= Kiram Bukharai =

Abdulatif Kiram Bukharai (کرام بخارائی) was one of the poets of Tajik literature in the 18th century. He was born in Bukhara. He spent his young years in his hometown, and he learned his profession of writing and speaking. He was a follower of Sayyeda Nasafi by speaking, a follower of Abdul-Qādir Bedil and Saib Tabrizi by writing poems.

Kiram Bukharai's birthdate and death date is indefinite. He was a 17th century Tajik writer. He grew up in Bukhara. Due to wandering in streets and being homeless, he left his motherland. At last, after being homeless for many years, he came back to Bukhara.

Abdulatif Kiram Bukharai was one of the greatest poets of the 18th century. He spent his youth years in his hometown Bukhara, and here he began to work hard. He also was one of the greatest orators during his life and activities. About the last days of this poet, there is no information. He is known as a master of ghazels. He left a full collection of ghazels.

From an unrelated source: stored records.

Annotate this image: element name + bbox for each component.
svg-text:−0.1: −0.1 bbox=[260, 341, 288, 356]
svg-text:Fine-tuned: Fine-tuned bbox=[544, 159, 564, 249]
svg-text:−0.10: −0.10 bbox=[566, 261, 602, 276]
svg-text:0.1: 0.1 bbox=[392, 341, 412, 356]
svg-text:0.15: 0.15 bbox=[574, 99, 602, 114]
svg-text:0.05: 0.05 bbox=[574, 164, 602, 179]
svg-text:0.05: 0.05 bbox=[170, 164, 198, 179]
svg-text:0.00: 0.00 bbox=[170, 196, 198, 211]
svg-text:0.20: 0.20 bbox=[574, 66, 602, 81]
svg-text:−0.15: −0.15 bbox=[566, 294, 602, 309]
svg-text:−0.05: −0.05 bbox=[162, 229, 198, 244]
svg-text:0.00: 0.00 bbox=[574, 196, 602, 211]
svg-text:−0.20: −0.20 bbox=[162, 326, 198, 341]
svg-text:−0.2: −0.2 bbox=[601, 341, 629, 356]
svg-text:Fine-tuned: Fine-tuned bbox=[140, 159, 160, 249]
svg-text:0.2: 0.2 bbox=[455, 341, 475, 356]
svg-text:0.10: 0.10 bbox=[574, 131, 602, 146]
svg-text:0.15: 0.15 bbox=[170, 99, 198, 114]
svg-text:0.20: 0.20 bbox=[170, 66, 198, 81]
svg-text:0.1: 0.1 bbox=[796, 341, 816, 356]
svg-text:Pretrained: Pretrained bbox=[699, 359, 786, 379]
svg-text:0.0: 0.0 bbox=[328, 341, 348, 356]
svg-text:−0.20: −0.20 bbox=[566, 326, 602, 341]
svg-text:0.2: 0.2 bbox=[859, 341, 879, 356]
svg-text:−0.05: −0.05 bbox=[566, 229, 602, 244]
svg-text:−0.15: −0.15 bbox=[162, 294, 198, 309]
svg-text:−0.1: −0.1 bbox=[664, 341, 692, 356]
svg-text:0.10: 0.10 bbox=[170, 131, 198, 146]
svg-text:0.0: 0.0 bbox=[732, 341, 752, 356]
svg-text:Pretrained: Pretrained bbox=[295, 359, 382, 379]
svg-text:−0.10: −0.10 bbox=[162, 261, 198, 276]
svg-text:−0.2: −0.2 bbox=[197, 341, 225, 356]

from Bukharai ghazels in Tajik language:

Дӯстӣ кун пешаи худ, бо касе душман мабош,
Бо ҳарифони мулоим сахт чун оҳан мабош.
Корвони зиндагонӣ бар сари роҳи фаност,
Як замоне ғофил аз андешаи рафтан мабош.
Хор бо мижгони худ бояд гирифт аз пои халқ,
Дар ҳавои олами таҷред чун сӯзан мабош...
Ҳосилат чун сарв аз озодагӣ дасти тиҳист,
Дар гиреҳ аз фикри кишту донаи хирман мабош...
Хасмро аз дӯстӣ оҷиз тавон кардан, Киром
Ҳар ки душман бо ту гардад, ту ба он душман мабош.

meaning:
"Be friends and do not be an enemy to others. With opponents who are not strong, do not be like an iron. The caravan of life is going on endless road. One day do not thing of leaving. You must take thorns from the foot of people with your eyelash. In this world, do not be like a needle. Your harvest from empty hand is clean cypress. In difficult moment do not think about seeds and harvest...to make an opponent stronger from a weak friend, Kirom. Everyone who becomes an enemy to you, do not be an enemy."